The most common goal for special interest groups is to maintain the status quo. Often they want new laws, subsidies or tax cuts, and other times they want to repeal existing laws. All amount to special treatment from the government that distorts the market. Now, some of this lobbying is admirable – how I wish there was a lobbying group to represent the interest of future generations! But the net effect is to make governing more difficult.
Ungovernability implies a few things. First, the government is already considering many bad interventions. Second, interventions that do pass are likely to be significantly watered-down compromises. And third, if your preferred regulation is enacted, it is unlikely to be enforced strongly (because there are so many). Regulations also have time on their side: laws tend to accumulate over time, unless repealing them aligns with the interests of a particular group.
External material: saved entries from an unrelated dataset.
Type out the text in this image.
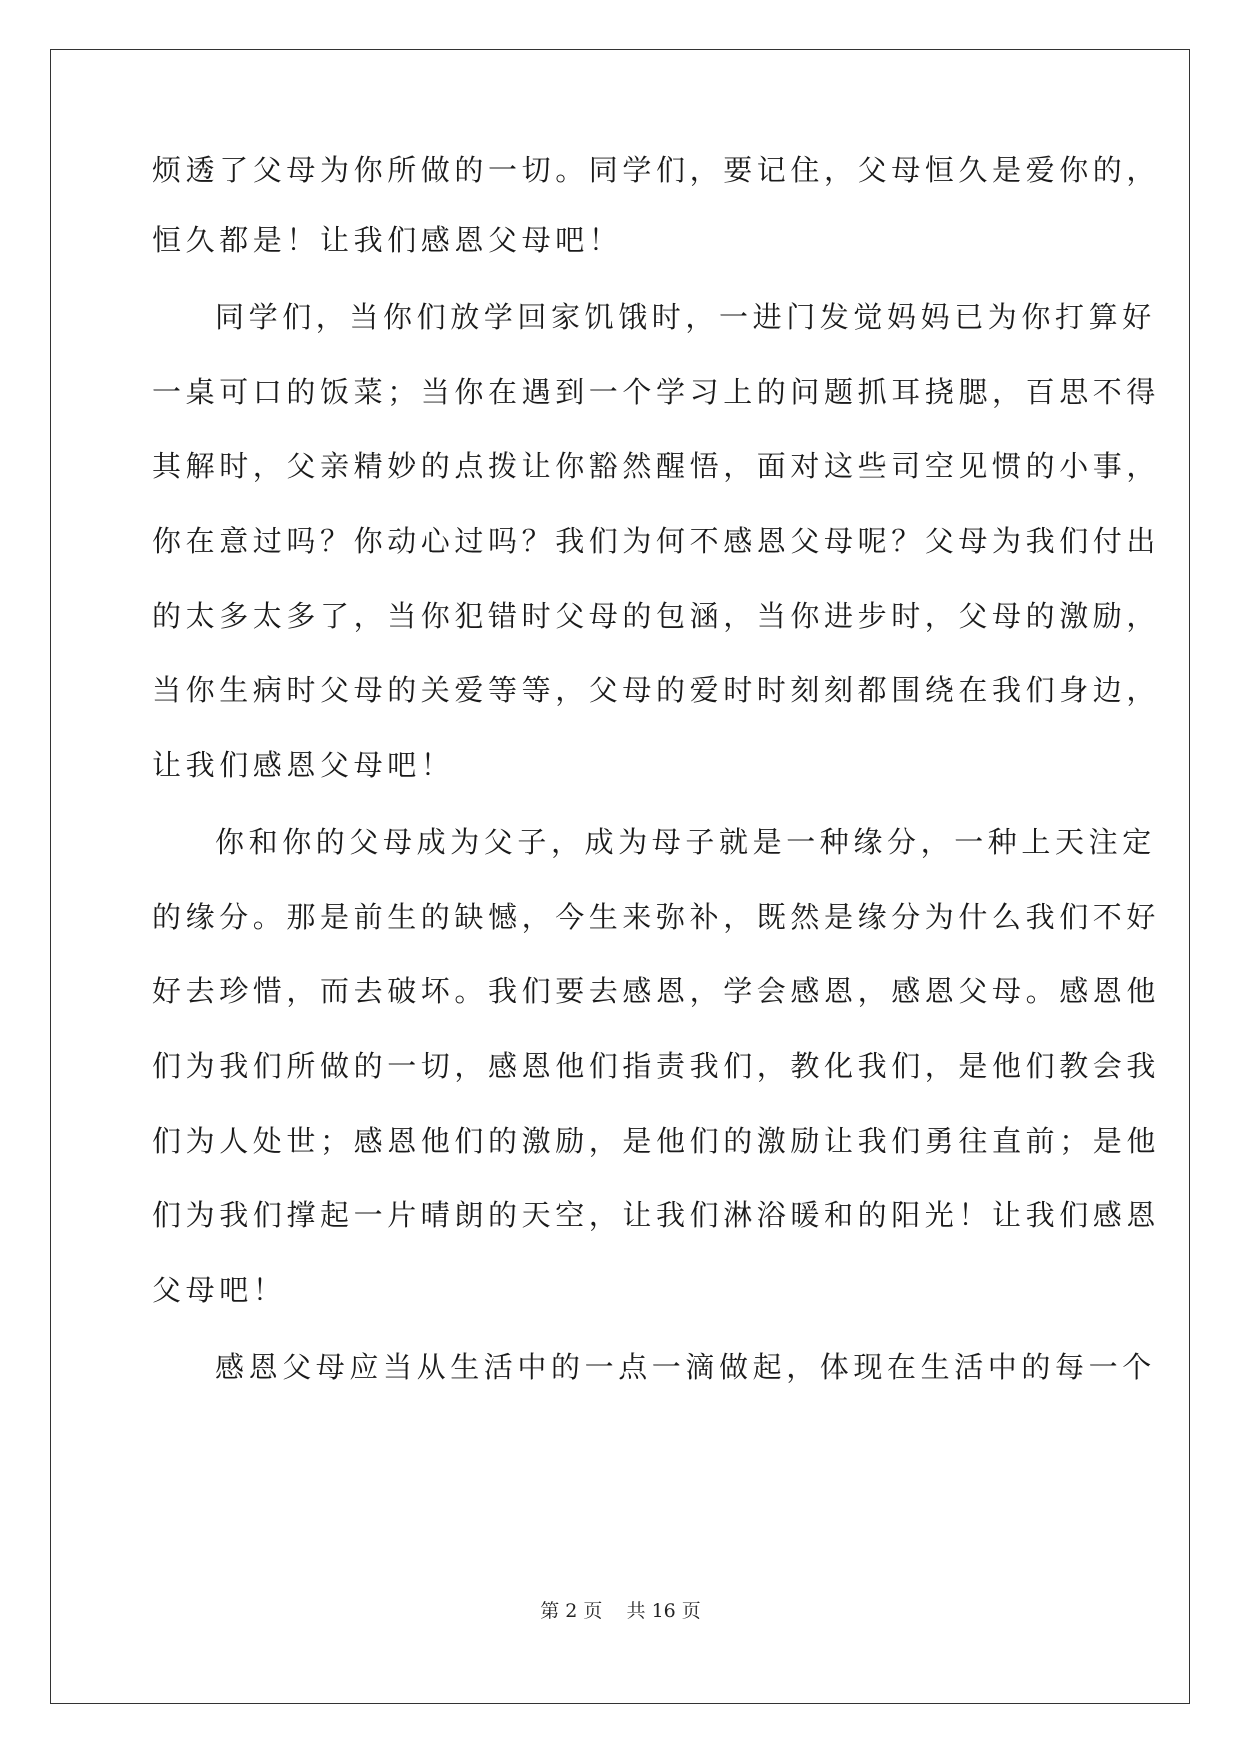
烦透了父母为你所做的一切。同学们，要记住，父母恒久是爱你的，
恒久都是！让我们感恩父母吧！
同学们，当你们放学回家饥饿时，一进门发觉妈妈已为你打算好
一桌可口的饭菜；当你在遇到一个学习上的问题抓耳挠腮，百思不得
其解时，父亲精妙的点拨让你豁然醒悟，面对这些司空见惯的小事，
你在意过吗？你动心过吗？我们为何不感恩父母呢？父母为我们付出
的太多太多了，当你犯错时父母的包涵，当你进步时，父母的激励，
当你生病时父母的关爱等等，父母的爱时时刻刻都围绕在我们身边，
让我们感恩父母吧！
你和你的父母成为父子，成为母子就是一种缘分，一种上天注定
的缘分。那是前生的缺憾，今生来弥补，既然是缘分为什么我们不好
好去珍惜，而去破坏。我们要去感恩，学会感恩，感恩父母。感恩他
们为我们所做的一切，感恩他们指责我们，教化我们，是他们教会我
们为人处世；感恩他们的激励，是他们的激励让我们勇往直前；是他
们为我们撑起一片晴朗的天空，让我们淋浴暖和的阳光！让我们感恩
父母吧！
感恩父母应当从生活中的一点一滴做起，体现在生活中的每一个
第 2 页    共 16 页
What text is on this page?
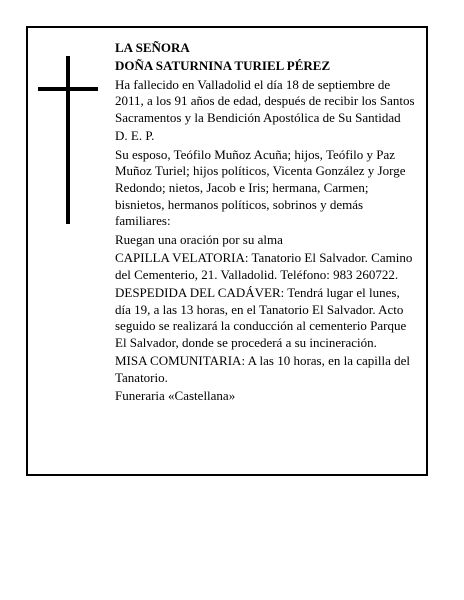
LA SEÑORA

DOÑA SATURNINA TURIEL PÉREZ

Ha fallecido en Valladolid el día 18 de septiembre de 2011, a los 91 años de edad, después de recibir los Santos Sacramentos y la Bendición Apostólica de Su Santidad

D. E. P.

Su esposo, Teófilo Muñoz Acuña; hijos, Teófilo y Paz Muñoz Turiel; hijos políticos, Vicenta González y Jorge Redondo; nietos, Jacob e Iris; hermana, Carmen; bisnietos, hermanos políticos, sobrinos y demás familiares:

Ruegan una oración por su alma

CAPILLA VELATORIA: Tanatorio El Salvador. Camino del Cementerio, 21. Valladolid. Teléfono: 983 260722.

DESPEDIDA DEL CADÁVER: Tendrá lugar el lunes, día 19, a las 13 horas, en el Tanatorio El Salvador. Acto seguido se realizará la conducción al cementerio Parque El Salvador, donde se procederá a su incineración.

MISA COMUNITARIA: A las 10 horas, en la capilla del Tanatorio.

Funeraria «Castellana»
Why don’t the very same arguments apply to deregulation? Because there’s only one equilibrium outcome. There’s no such thing as “good” deregulation and “bad” deregulation. There is deregulation with good and bad consequences of course. And deregulation with good and bad implementation and preparation. But an outcome is either a market equilibrium, or it is not. There is also no such thing as “enforcing” a market; markets are by definition that which does not need to be enforced (contracts are that which needs to be enforced). Tolstoy said that every happy family is happy in the same way, while every unhappy family is unhappy in a different way. Likewise, every happy market is happy in the same way, while every unhappy market is unhappy in a different way.
This gets us into tricky territory. When and where are half-measures worse than no measures at all? Is it better to have compromises or extremes?
If deregulation is as tractable as I say, why don’t more people do it? In a word, because it’s so unpopular. Precious few people are trying to bulldoze regulations that are against the public good. The fact that many social problems can evidently be solved by the government does not defeat the pro-market position, any more than the converse being true defeats the pro-government position. So I say: bring on the bulldozers.
"If deregulation is as tractable as I say, why don’t more people do it?"
A lot of people put time and effort into trying to push for deregulation. I'm not sure what you mean by " why don't more people do it". Do the legions of free market think tanks and small government conservatives/libertarians not count as enough people? Even the most ardent social democrat would probably agree that there are many regulations that must be removed and possibly have more regulations in his mind that should be removed than regulations that should be enacted.
Baisically, your arguement is that government should only be used to solve things that only the government itself can solve and when it is possible for the market to solve something, it is better to let the market solve it.